Хемингуэй, вне сомнений, был художником первого ряда и обладал душой, величественной, как Килиманджаро. Но из-за того, что его привлекали особые темы - бой быков, почти забытые войны, охота на крупных животных просто так, из спортивного азарта, - читать его в наши дни иной раз трудновато. Потому что сохранение природы, человечное обращение с животными, презрение к так называемому искусству воевать - все это стало приметой времени.
Не много, думаю, найдется в наши дни таких, кто способен смаковать "Зеленые холмы Африки", не художественную прозу, а репортаж про охоту на львов, происходившую пятьдесят три года назад, - там написано, например, вот что: "Я знал, что, если смогу убить его в одиночку... долго буду вспоминать об этом с удовольствием. Я твердо решил ни в коем случае не стрелять, пока не буду точно знать, что уложу его наповал. Я уже убил трех и знал, как это бывает, но этот возбуждал меня сильнее всех, какие попадались за всю эту охоту"[11]. Нет, вы только представьте, что кому-то взбредет в голову хвастаться тремя убитыми львами и четвертым, которого он, кажется, тоже убьет, - в наши-то дни.
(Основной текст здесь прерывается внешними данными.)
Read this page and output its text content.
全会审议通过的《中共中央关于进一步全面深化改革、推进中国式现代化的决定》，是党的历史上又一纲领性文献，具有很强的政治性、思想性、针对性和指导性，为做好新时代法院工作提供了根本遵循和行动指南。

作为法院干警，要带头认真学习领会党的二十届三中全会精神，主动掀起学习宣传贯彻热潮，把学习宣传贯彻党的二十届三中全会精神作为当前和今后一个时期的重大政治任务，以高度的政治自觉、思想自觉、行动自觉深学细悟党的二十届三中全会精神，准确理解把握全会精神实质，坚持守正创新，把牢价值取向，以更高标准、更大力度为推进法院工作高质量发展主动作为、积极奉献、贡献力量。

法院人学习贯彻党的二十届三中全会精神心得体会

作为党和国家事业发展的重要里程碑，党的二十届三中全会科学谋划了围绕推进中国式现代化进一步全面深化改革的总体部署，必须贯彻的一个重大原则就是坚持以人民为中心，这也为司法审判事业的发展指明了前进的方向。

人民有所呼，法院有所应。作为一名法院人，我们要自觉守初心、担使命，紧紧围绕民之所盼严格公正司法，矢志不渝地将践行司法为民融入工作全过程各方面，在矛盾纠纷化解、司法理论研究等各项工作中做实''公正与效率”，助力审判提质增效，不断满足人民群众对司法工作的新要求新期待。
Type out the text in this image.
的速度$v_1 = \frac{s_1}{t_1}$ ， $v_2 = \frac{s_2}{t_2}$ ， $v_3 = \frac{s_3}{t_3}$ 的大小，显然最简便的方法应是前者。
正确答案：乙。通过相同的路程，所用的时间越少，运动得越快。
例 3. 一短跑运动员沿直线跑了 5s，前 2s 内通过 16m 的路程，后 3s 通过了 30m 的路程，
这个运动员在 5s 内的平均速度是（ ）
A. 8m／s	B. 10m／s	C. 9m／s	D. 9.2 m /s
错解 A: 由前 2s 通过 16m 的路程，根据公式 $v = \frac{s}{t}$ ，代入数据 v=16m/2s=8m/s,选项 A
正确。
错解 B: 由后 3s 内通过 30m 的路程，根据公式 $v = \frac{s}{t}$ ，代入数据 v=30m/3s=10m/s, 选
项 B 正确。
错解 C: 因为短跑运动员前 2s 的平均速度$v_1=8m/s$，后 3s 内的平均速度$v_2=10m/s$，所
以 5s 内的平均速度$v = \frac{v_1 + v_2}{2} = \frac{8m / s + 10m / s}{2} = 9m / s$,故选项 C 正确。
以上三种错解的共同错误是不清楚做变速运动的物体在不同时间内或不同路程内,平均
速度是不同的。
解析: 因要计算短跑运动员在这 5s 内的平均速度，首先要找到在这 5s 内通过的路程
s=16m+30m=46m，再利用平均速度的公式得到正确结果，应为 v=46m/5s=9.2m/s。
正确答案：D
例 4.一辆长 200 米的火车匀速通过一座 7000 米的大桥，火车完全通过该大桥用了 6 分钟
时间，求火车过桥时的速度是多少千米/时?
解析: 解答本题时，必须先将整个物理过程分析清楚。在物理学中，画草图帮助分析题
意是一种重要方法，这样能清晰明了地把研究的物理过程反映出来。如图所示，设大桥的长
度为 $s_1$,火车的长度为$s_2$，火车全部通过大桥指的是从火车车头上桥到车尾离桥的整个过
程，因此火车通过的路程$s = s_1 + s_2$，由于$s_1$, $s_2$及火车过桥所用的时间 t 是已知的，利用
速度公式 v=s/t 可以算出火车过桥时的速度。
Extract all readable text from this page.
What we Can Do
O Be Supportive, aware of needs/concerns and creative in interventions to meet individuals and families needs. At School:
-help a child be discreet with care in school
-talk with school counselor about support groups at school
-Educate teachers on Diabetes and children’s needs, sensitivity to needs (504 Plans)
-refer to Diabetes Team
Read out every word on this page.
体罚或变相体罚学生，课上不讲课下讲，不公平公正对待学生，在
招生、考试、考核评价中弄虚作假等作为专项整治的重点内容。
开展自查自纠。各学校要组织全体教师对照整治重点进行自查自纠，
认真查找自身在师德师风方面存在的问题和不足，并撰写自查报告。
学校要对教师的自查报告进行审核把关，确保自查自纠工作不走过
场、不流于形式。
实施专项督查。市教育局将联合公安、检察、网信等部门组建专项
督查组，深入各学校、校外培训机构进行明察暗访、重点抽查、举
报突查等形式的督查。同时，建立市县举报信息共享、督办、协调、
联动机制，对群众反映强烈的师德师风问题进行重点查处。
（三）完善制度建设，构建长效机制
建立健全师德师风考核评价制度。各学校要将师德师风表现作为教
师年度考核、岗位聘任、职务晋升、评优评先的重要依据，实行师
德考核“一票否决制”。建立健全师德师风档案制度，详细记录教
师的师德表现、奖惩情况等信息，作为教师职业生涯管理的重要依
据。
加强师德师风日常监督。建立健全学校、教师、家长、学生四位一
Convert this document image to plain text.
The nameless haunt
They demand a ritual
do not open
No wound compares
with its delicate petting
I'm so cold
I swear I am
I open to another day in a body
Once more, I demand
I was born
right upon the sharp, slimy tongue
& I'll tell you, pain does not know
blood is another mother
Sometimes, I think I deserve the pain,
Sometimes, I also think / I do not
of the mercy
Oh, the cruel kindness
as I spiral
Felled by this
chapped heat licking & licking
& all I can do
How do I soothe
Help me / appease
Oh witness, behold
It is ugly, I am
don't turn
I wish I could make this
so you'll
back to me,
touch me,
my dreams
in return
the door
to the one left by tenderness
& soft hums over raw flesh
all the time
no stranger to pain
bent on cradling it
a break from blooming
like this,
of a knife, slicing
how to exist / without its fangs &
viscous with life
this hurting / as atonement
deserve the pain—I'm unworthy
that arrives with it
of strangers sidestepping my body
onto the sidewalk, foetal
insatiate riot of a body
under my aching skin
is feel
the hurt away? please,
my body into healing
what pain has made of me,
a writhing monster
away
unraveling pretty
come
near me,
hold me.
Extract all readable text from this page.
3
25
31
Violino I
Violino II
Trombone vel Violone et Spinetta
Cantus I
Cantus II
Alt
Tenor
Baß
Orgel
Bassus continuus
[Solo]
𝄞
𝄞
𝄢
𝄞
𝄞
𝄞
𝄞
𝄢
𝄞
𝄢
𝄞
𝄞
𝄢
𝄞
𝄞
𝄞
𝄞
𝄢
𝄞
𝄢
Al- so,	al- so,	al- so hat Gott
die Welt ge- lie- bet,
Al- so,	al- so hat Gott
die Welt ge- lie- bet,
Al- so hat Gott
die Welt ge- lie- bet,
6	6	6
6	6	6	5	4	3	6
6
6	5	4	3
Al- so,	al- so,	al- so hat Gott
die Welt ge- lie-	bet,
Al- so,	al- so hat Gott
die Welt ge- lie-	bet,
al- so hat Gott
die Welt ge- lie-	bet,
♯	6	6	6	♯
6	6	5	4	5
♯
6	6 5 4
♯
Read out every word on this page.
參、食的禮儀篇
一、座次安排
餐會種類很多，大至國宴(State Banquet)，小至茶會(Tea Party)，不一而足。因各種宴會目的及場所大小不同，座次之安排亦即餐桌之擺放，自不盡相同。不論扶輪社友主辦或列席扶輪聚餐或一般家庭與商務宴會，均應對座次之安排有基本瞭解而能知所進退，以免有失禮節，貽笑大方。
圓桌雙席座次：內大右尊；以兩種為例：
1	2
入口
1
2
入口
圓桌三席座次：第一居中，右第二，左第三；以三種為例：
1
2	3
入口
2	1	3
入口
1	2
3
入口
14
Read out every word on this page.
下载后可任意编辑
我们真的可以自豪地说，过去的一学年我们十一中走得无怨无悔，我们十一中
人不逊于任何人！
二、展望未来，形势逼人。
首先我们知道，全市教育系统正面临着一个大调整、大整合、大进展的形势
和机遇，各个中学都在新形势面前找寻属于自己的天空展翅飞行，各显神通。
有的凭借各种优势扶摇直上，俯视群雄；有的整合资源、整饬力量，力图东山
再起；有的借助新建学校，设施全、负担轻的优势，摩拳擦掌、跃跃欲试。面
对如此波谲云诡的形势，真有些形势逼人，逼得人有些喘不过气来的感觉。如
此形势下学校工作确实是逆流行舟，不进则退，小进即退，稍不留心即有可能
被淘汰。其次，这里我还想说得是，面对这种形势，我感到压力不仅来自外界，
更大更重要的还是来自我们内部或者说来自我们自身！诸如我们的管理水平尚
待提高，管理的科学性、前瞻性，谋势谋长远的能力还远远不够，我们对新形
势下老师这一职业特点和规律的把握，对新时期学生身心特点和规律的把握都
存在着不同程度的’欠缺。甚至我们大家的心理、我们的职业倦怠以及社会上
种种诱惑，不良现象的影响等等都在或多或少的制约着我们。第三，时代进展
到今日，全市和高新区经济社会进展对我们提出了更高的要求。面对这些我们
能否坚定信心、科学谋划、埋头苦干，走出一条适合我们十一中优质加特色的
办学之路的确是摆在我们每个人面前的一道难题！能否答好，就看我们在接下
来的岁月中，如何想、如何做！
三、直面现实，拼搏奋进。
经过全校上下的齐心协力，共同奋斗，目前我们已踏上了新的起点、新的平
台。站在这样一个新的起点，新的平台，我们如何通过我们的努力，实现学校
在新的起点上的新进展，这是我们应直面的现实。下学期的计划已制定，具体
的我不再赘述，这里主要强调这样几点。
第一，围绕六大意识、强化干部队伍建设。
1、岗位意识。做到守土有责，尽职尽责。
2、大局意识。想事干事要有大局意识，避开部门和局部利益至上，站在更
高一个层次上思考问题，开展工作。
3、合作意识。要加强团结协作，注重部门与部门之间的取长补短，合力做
От Вэнса Бурджсйли, о котором Хемингуэй, как я уже упомянул, отзывался с похвалой, мне известно самое главное насчет охоты: "Чем крупнее дичь, сказал он, - тем душа охотника низменнее". Что же касается охотничьих подвигов, в наши дни тут все известно: предсказывают, что лет через восемь, не больше, последний восточноафриканский слон либо падет от голода, либо будет убит ради бивней.
А теперь насчет боя быков: у нас занятие это в глазах большинства настолько постыдное, что оно объявлено противозаконным. И мне незачем даже прибавлять "в наши дни". Бой быков объявили у нас противозаконным задолго до того, как Хемингуэй появился на свет. Парадоксально, но факт: его рассказы про бой быков все равно принадлежат к числу моих любимых. Может быть, по той причине, что уж очень они чужды натуре моей и опыту, а оттого я их воспринимаю как этнографические этюды или описания экзотических нравов, за которые я не несу ответственности.
Спешу уточнить, что, сколь бы ни удручал в наши дни этот выбор тем, я всегда с восторгом и изумлением отмечал для себя, какой силой умеет Хемингуэй наделить самые простые слова. Вот почти наудачу взятый пример - из рассказа "На Биг-ривер": "Ник сел на землю, прислонился к обгорелому пню и закурил. Мешок лежал на пне, с ремнями наготове, на нем еще оставалась вмятина от спины Ника. Ник сидел, курил и глядел по сторонам. Ему незачем было доставать карту. По положению реки он и так мог сказать, где находится.
Пока Ник курил, вытянув ноги, он заметил, что с земли на его шерстяной носок взобрался кузнечик. Кузнечик был черный. Когда Ник шел по дороге в гору, у него из-под ног все время выскакивали кузнечики. Все они были черные".[12]
(Кузнечики, само собой, были черные из-за того, что все вокруг недавно горело, и черный окрас стал идеальным защитным цветом.)
Никакого страха перед тем, что слова повторяются! Многие из вас слышали от учителей, что ни в коем случае нельзя дважды употребить одно и то же слово в абзаце, даже в соседних абзацах. Теперь понятно, до чего глупый это был запрет. Самое длинное слово в том отрывке, кстати, - кузнечик. Действительно длинное. А самое сильное - черный. По-настоящему сильное слово!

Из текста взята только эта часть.